Interpretation of covariance term in loss function We have an $N\times 1$ vector containing some experimental values $y$, an $N\times 1$ vector $\hat{y}$ containing some predicted values, and an $N\times N$ covariance matrix $V_y$ for the experimental data. As a measure of how bad $\hat{y}$ is, we compute:
$$l(\hat{y})=(y-\hat{y})^TV_y^{-1}(y-\hat{y})$$
I am not a statistician, and the only thing that I really recognize is that $l:\mathbb{R}^N\to\mathbb{R}_{\geq 0}$ is a norm which measures the distance between $y$ and $\hat{y}$. Of course, if you delete the $V_y^{-1}$ term, we are just getting the euclidean distance on the nose.
Here is my question: What does $V_y^{-1}$ do to alter the euclidean norm, and how do we interpret (and justify) its inclusion in this loss function?
Thank you for your time.
 A: The expression you have here is equivalent to squared Mahalanobis distance; a hand-wavey, intuitive explanation for Mahalanobis distance is that it is the multidimensional generalization of the z-score ($\frac{x - \mu}{\sigma}$ in one dimension). When we aren't calculating this in terms of the distance to the population parameter $\mu$, Mahalanobis distance is a proxy for the dissimilarity of two vectors given that $V_y = V_{\hat{y}}$, which may or may not be a reasonable assumption, depending on your problem.

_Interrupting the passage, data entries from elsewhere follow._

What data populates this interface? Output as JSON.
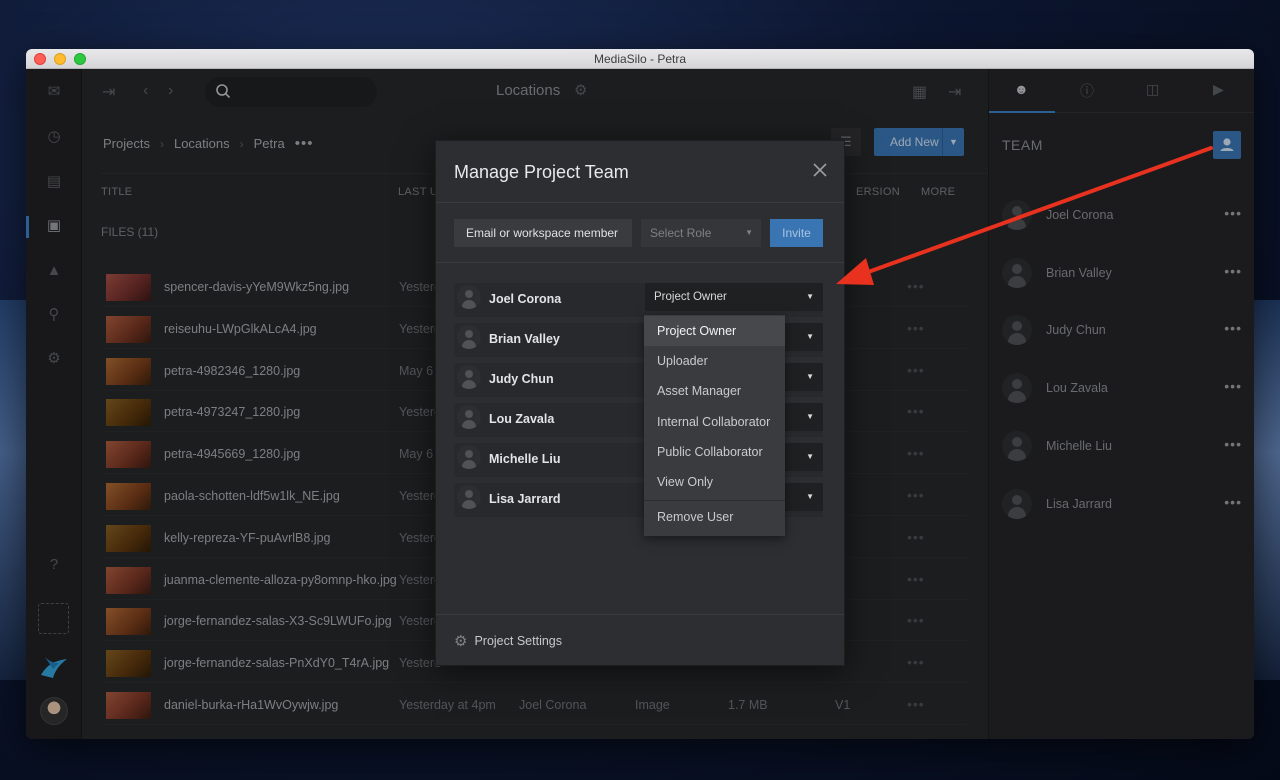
{
  "window": {
    "title": "MediaSilo - Petra"
  },
  "topbar": {
    "page_title": "Locations"
  },
  "breadcrumb": [
    "Projects",
    "Locations",
    "Petra"
  ],
  "toolbar": {
    "add_new_label": "Add New"
  },
  "table": {
    "headers": {
      "title": "TITLE",
      "last_updated": "LAST UP",
      "version": "ERSION",
      "more": "MORE"
    },
    "files_label": "FILES (11)",
    "rows": [
      {
        "name": "spencer-davis-yYeM9Wkz5ng.jpg",
        "date": "Yesterd"
      },
      {
        "name": "reiseuhu-LWpGlkALcA4.jpg",
        "date": "Yesterd"
      },
      {
        "name": "petra-4982346_1280.jpg",
        "date": "May 6"
      },
      {
        "name": "petra-4973247_1280.jpg",
        "date": "Yesterd"
      },
      {
        "name": "petra-4945669_1280.jpg",
        "date": "May 6"
      },
      {
        "name": "paola-schotten-ldf5w1lk_NE.jpg",
        "date": "Yesterd"
      },
      {
        "name": "kelly-repreza-YF-puAvrlB8.jpg",
        "date": "Yesterd"
      },
      {
        "name": "juanma-clemente-alloza-py8omnp-hko.jpg",
        "date": "Yesterd"
      },
      {
        "name": "jorge-fernandez-salas-X3-Sc9LWUFo.jpg",
        "date": "Yesterd"
      },
      {
        "name": "jorge-fernandez-salas-PnXdY0_T4rA.jpg",
        "date": "Yesterd"
      },
      {
        "name": "daniel-burka-rHa1WvOywjw.jpg",
        "date": "Yesterday at 4pm",
        "owner": "Joel Corona",
        "type": "Image",
        "size": "1.7 MB",
        "version": "V1"
      }
    ]
  },
  "team_panel": {
    "title": "TEAM",
    "members": [
      "Joel Corona",
      "Brian Valley",
      "Judy Chun",
      "Lou Zavala",
      "Michelle Liu",
      "Lisa Jarrard"
    ]
  },
  "modal": {
    "title": "Manage Project Team",
    "email_label": "Email or workspace member",
    "role_placeholder": "Select Role",
    "invite_label": "Invite",
    "members": [
      {
        "name": "Joel Corona",
        "role": "Project Owner"
      },
      {
        "name": "Brian Valley",
        "role": ""
      },
      {
        "name": "Judy Chun",
        "role": ""
      },
      {
        "name": "Lou Zavala",
        "role": ""
      },
      {
        "name": "Michelle Liu",
        "role": ""
      },
      {
        "name": "Lisa Jarrard",
        "role": ""
      }
    ],
    "settings_label": "Project Settings"
  },
  "role_dropdown": {
    "options": [
      "Project Owner",
      "Uploader",
      "Asset Manager",
      "Internal Collaborator",
      "Public Collaborator",
      "View Only"
    ],
    "remove_label": "Remove User",
    "selected": "Project Owner"
  },
  "colors": {
    "accent": "#3a75b3",
    "annotation_arrow": "#e8321f"
  }
}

Indeed, $(y - \hat{y})^\top (y-\hat{y})$ would give you squared Euclidean distance between vectors $y$, $\hat{y}$. So let's write out, in summation form, what this covariance matrix term is actually doing. For notational simplicity I'm going to define $A = V^{-1}_y $, and $d = y-\hat{y}$ $d$ for "difference" of vectors). Then
$$(y - \hat{y})^\top V^{-1}_y (y-\hat{y}) = d^\top A d = \sum_{i=1}^n \sum_{j=1}^n d_iA_{ij}d_j.$$
Compare this to squared Euclidean distance in summation form:
$$d^\top d = \sum_{i=1}^n d_i^2.$$
We can further split the top summation:
$$\sum_{i=1}^n \sum_{j=1}^n d_iA_{ij}d_j = \sum_{i=j} d_i^2A_{ii} + \sum_{i \neq j}d_iA_{ij}d_j.$$
Note that the first term in the final expression looks very similar to squared Euclidean distance. For the case of a diagonal covariance matrix, i.e. each position of the vector is uncorrelated (important: this DOES NOT necessarily mean independent), the inverse is simply the reciprocal of the diagonal elements, hence
$$\sum_{i=j} d_i^2A_{ii} + \sum_{i \neq j}d_iA_{ij}d_j = \sum_{i=j} d_i^2A_{ii} = \sum_{i=j} \frac{d_i^2}{(V_y)_{ii}};$$
that is; this is the element-wise sum of squares of differences divided by variance. So there is a direct "normalizing" effect; i.e., the contribution of particular elements to the squared Euclidean distance is divided by the variance of that element.
In the case of the non-diagonal covariance matrix, we have the additional $$\sum_{i \neq j}d_iA_{ij}d_j$$ term to worry about. Reasoning formally about the off-diagonal elements in this case is much harder. However, using the intuition about inverse covariance matrices provided here, we see that there is a similar normalization effect proportional to the covariance between $d_i, d_j$. Alternately, this answer provides a more formal treatment of the off-diagonal elements.
Tl;dr $V_y^{-1}$ has a "normalizing" effect.